Gulliver's Travels is a giant flop saved by funny little moments

10 April 2012

Jack Black’s latest character starts out as a vaguely charming coward who has nowhere to go but sideways. Some might call this typecasting. Black has spent the past few years recycling past glories (all two of them: High Fidelity and School of Rock). In terms of creative potential, the stocky dude could definitely be mistaken for someone who has peaked.

Rob Letterman’s "update" of the Swift classic hardly stops the rot but the script has its moments.

Black is ageing slacker Lemuel Gulliver, who has been delivering the mail at a New York newspaper for way too long. Says a frowning Gulliver, as he reads the CV of a new recruit: "You were born in 1990. I didn’t think that was possible."

In an attempt to win the respect of travel editor Darcy (Amanda Peet), he sets off to the Bermuda Triangle and finds himself in a land populated by Olde Worlde "little" people. He starts re-enacting episodes from his life for the gullible royal family. He’s just stealing lines from Star Wars, Titanic and Avatar but they’re entranced. Soon they’re dressing like him and creating a modern city awash with his face and figure ...
Like Chauncey Gardiner in Being There, Gulliver is something of an empty vessel. Full to brimming with pop culture, he all too easily becomes a commodity himself.

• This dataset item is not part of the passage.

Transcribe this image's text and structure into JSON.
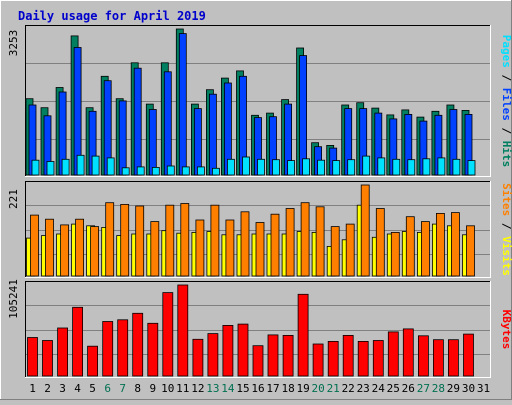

The whole cast seem tickled by the conceit. Emily Blunt, especially, is wryness on legs as the kingdom’s princess. Chris O’Dowd (of The IT Crowd fame) is also pleasantly off-beat, channelling his inner Nigel Hawthorne to create sympathetic baddie Edward Edwardian.

Non-literate youngsters, meanwhile, may be surprised to discover that the scene in which Gulliver urinates on a building comes straight from Swift. What a gross-out pioneer! It would have been nice to see more examples of the author’s excremental vision. (In the book, while in Brobdingnag, Gulliver gets a close-up look at a breast tumour; the film is far too dainty to go there.) That said, Gulliver’s stay in a humongous doll’s house, owned by a bratty girl, does have a deliciously macabre moment.

Let’s be clear: Gulliver’s Travels has little visual panache, many foolish plot turns and an ending so pat it makes you want to slowly bang your head against a brick wall. But funny films are short on the ground and this one — which has already been dubbed a flop by US critics — deserves to be bigged up. Opens on Boxing Day.